Friday, Nov. 12, 1965

The Faded Dream

It was the costliest wake in history. Through the gilt parlors and echoing halls of Algiers' $30 million Club des Pins sulked 1,800 idle Algerian servants, aided by 30 idle French maitres d'hotel and chefs, who demanded and got a month's salary for what ended up being five days' work. Imported caviar, champagne, whisky and steak poured into the cavernous complex even as delegates and foreign ministers from 45 nations made their reservations to depart. The club's living quarters were not even filled; most diplomats preferred the bustling Aletti Hotel downtown, or the St. George, where the frug and the monkey were nightly attractions. By midweek everyone was gone. With the fading of jet contrails heading toward Bangkok and Baghdad, Accra and Ankara, the spirit of Bandung II passed into history.

Error & Ire. The failure of the long-awaited Afro-Asian Conference in Al giers last week was one more step toward an end to that grandiose dream of the underdeveloped nations: a unified, hard-hitting "third world" of Africans and Asians dedicated to fight "Western imperialism" and further "nonalignment." The meeting failed ostensibly because its membership could not clearly decide on the question of Russian attendance as a fellow "Afro-Asian" nation. Actually, the conference was killed by Red China, whose intransigent leaders could not bear to sit down with the despised "revisionists" of Moscow, and who were equally unsure of winning the condemnation of the U.S. which Peking demands at any good party. But beneath the particulars, Afro-Asian unity had been dying for years.

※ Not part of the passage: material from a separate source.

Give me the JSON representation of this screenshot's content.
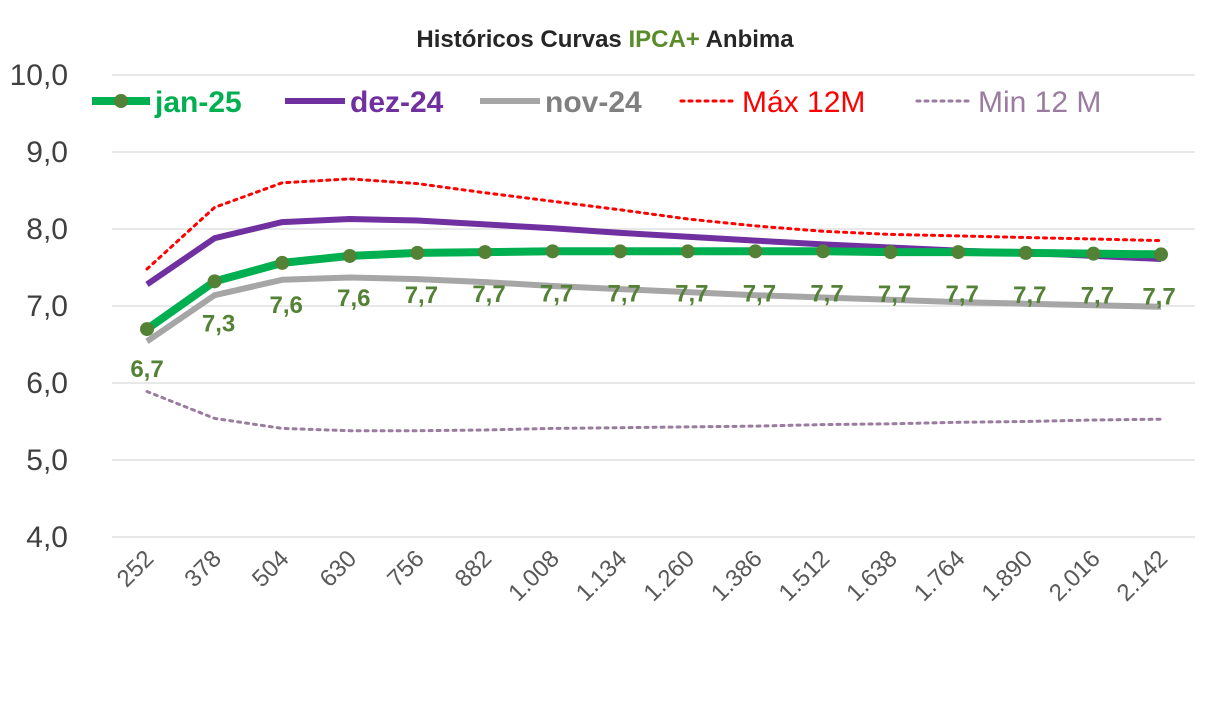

At the sunny, sybaritic Indonesian resort town of Bandung, some 29 African and Asian nationalists gathered ten years ago to declare their heartfelt disdain of European colonialism and to get to know one another. In the decade since then, the Afro-Asian world has expanded from 29 to 65 nations, each with its own, pressing internal problems. The grand dream of 1955 has fragmented into even more intense subdreams--expressed by smaller groupings such as the Arab League, the Organization of African Unity, the Organisation Commune Africaine et Mal-gache. Even within these groups, glittering chimeras give way to the hard practicality of national interests: Zambia and Malawi, dependent as they are on good relations with neighboring, white-run Rhodesia, refuse to join the African militants who demand the bloody overthrow of Ian Smith.

On Beyond Anti-Colonialism. The erosion of Afro-Asian solidarity is best indicated at the United Nations, where bloc conferences--once the gaudiest of attractions in the General Assembly--are now infrequent. "You can still get what amounts to a bloc vote, on issues like Angola and South Africa," says one

Washington observer. "But outside these it's pretty much every man for himself." Last week the Afro-Asians cemented themselves once more in the Assembly, by a vote of 82-9 urged Harold Wilson to use force to prevent unilateral Rhodesian independence. But for the most part, the old flogging horse of colonialism is no longer all that exciting--if only because colonialism is nearly dead.

Despite growing disunity, the desire of African and Asian leaders to keep talking together on favorite subjects like aid, nonalignment, and the beastliness of the older powers is bound to continue. "We should not jump to the conclusion that they have changed their attitude on world politics," says a Washington official. "They are still fiercely nonaligned. But they have matured." Much of that maturity has come thanks to Red China: by reading Africa as Red rather than black, Peking scared away many leaders, such as Kenya's Jomo Kenyatta, who earlier were willing to play ball with China. As one disillusioned Arab leader said last week in the wake of the Algiers collapse: "There is simply no such thing any more as Afro-Asianism. It has been taken over by the big nations like China, who exploit it for their own personal, political ends. I expect there will never be another Afro-Asian conference worthy of the name."